Another option that you have at your disposal is message tagging. So, what this means is, is that during issue resolution, you can tag detected messages as compliant, non-compliant, or as questionable in the context of your policies and standards. Tagging messages makes it easier to filter policy alerts for escalation.

User notification is another tool you have at your disposal during the remediation phase. This tool is useful because users will sometime violate your communication compliance policies by accident. When this happens, you can use the notify feature to send a warning notice to the offending user, letting them know that they’ve violated your communication compliance policies. When you do this, you can resolve the issue.

Sometimes, during the remediation process, you’ll need to escalate to another reviewer. This will sometimes be necessary when you need input from other reviewers before you can resolve an incident. Communication compliance in Microsoft 365 allows you to escalate message issues to other reviewers, when necessary, as part of the resolution process.

You can also mark messages as false positives during the remediation process. You’ll sometimes have to do this when messages are incorrectly detected as matches of compliance policies. When you mark a message as a false positive, the alert is automatically resolves.

And last but not least, in the most serious cases, you can create a case. In these circumstances, you may have to share communication compliance information with the other reviewers in your company. In these scenarios, when you have to escalate a case for investigation, you can transfer data and management of cases to Advanced in Microsoft 365. Doing so allows your organization’s legal team to manage the entire legal hold notification workflow. 

So, as you can see, there are quite a few tools available to you during this third, remediation phase.
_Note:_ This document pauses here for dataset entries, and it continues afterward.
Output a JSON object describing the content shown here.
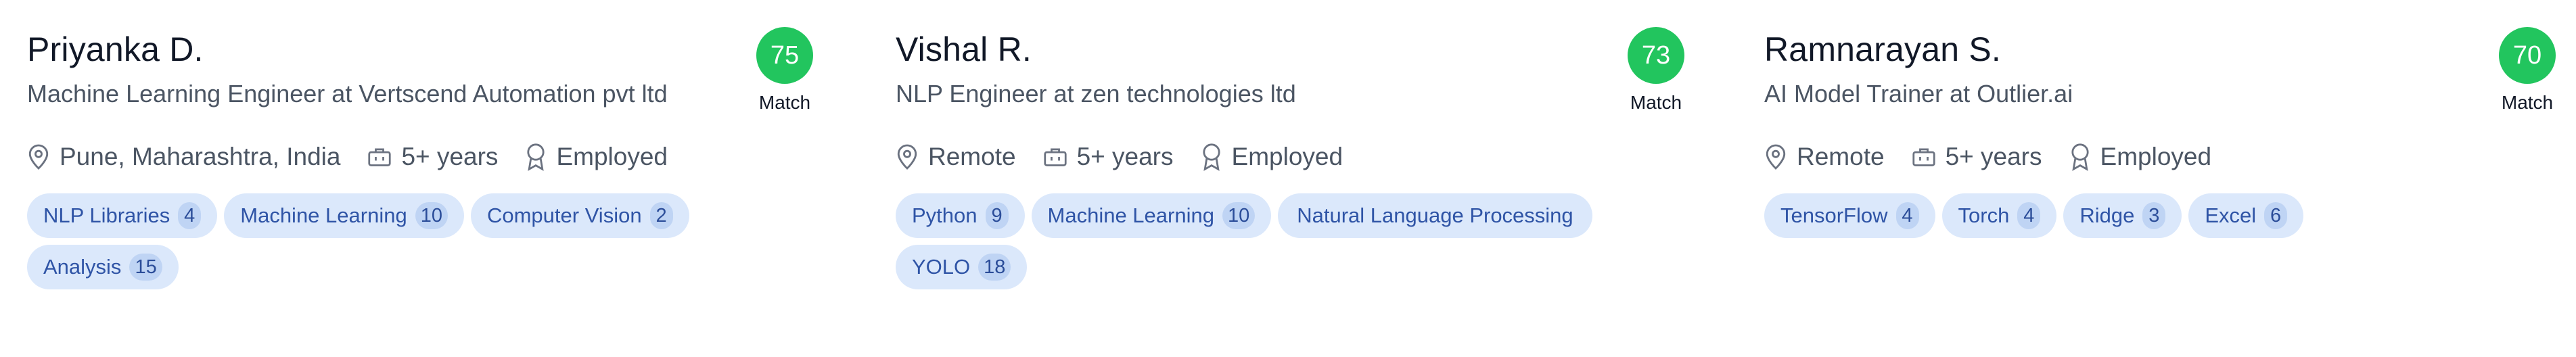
{
  "match_label": "Match",
  "icons": {
    "location": "location-pin-icon",
    "experience": "briefcase-icon",
    "status": "award-badge-icon"
  },
  "colors": {
    "match_badge": "#22c55e",
    "tag_bg": "#dbe8fb",
    "tag_text": "#2f54a6",
    "tag_count_bg": "#bfd4f4"
  },
  "candidates": [
    {
      "name": "Priyanka D.",
      "title": "Machine Learning Engineer at Vertscend Automation pvt ltd",
      "match_score": "75",
      "location": "Pune, Maharashtra, India",
      "experience": "5+ years",
      "status": "Employed",
      "skills": [
        {
          "label": "NLP Libraries",
          "count": "4"
        },
        {
          "label": "Machine Learning",
          "count": "10"
        },
        {
          "label": "Computer Vision",
          "count": "2"
        },
        {
          "label": "Analysis",
          "count": "15"
        }
      ]
    },
    {
      "name": "Vishal R.",
      "title": "NLP Engineer at zen technologies ltd",
      "match_score": "73",
      "location": "Remote",
      "experience": "5+ years",
      "status": "Employed",
      "skills": [
        {
          "label": "Python",
          "count": "9"
        },
        {
          "label": "Machine Learning",
          "count": "10"
        },
        {
          "label": "Natural Language Processing",
          "count": ""
        },
        {
          "label": "YOLO",
          "count": "18"
        }
      ]
    },
    {
      "name": "Ramnarayan S.",
      "title": "AI Model Trainer at Outlier.ai",
      "match_score": "70",
      "location": "Remote",
      "experience": "5+ years",
      "status": "Employed",
      "skills": [
        {
          "label": "TensorFlow",
          "count": "4"
        },
        {
          "label": "Torch",
          "count": "4"
        },
        {
          "label": "Ridge",
          "count": "3"
        },
        {
          "label": "Excel",
          "count": "6"
        }
      ]
    }
  ]
}
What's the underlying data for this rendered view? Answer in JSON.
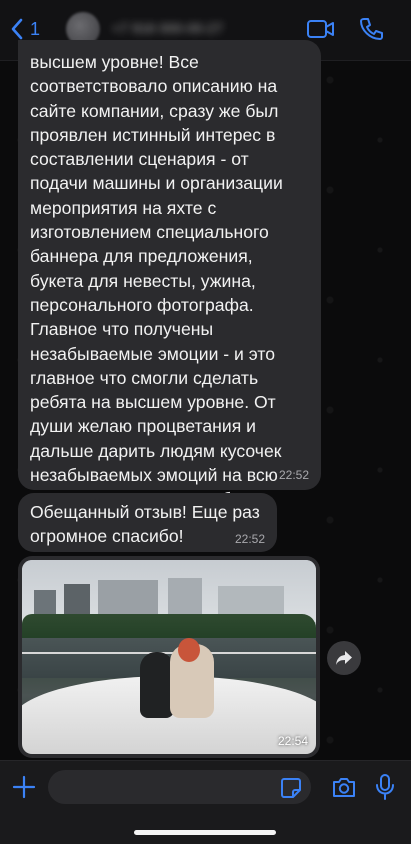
{
  "header": {
    "back_count": "1",
    "contact_name": "+7 916 000-00-27"
  },
  "messages": [
    {
      "text": "высшем уровне! Все соответствовало описанию на сайте компании, сразу же был проявлен истинный интерес в составлении сценария - от подачи машины и организации мероприятия на яхте с изготовлением специального баннера для предложения, букета для невесты, ужина, персонального фотографа. Главное что получены незабываемые эмоции - и это главное что смогли сделать ребята на высшем уровне. От души желаю процветания и дальше дарить людям кусочек незабываемых эмоций на всю жизнь. Огромное спасибо!",
      "time": "22:52"
    },
    {
      "text": "Обещанный отзыв! Еще раз огромное спасибо!",
      "time": "22:52"
    },
    {
      "type": "photo",
      "time": "22:54"
    }
  ],
  "colors": {
    "accent": "#3b82f6",
    "bubble": "#2b2b2e",
    "background": "#0b0b0c"
  },
  "icons": [
    "chevron-left-icon",
    "video-call-icon",
    "phone-icon",
    "forward-icon",
    "plus-icon",
    "sticker-icon",
    "camera-icon",
    "microphone-icon"
  ]
}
Once you start generating alerts and investigating and remediating issues, you may come to the realization that you need to maybe modify your policies somewhat. You may even need to create entirely new policies. This stuff all happens in the Monitor phase. Now, the Monitor phase isn’t really a “fourth” phase that happens after the first three. It’s more of an overarching phase that encompasses the other three. To monitor overall communication compliance in Microsoft 365, you use the communication compliance dashboards that are available, you view reports, you export logs, and you view the events that are recorded in the unified audit logs. By doing these things, you can evaluate your communication compliance and improve and alter your policies where necessary.

So, the key takeaway here is that there are 4 overall “phases” to the communication compliance workflow. During the Configure phase of communication compliance, you identify compliance requirements, and you configure your communication compliance policies. During the Investigate phase, you use the Microsoft 365 compliance center to investigate issues that are detected as a result of a match with a communication compliance policy. During the Remediation phase, you take steps to remediate the communication compliance issue that you are investigating. The Monitor phase is an overarching phase that encompasses the other three. During the Monitor phase, you evaluate your communication compliance and improve and alter your policies where necessary.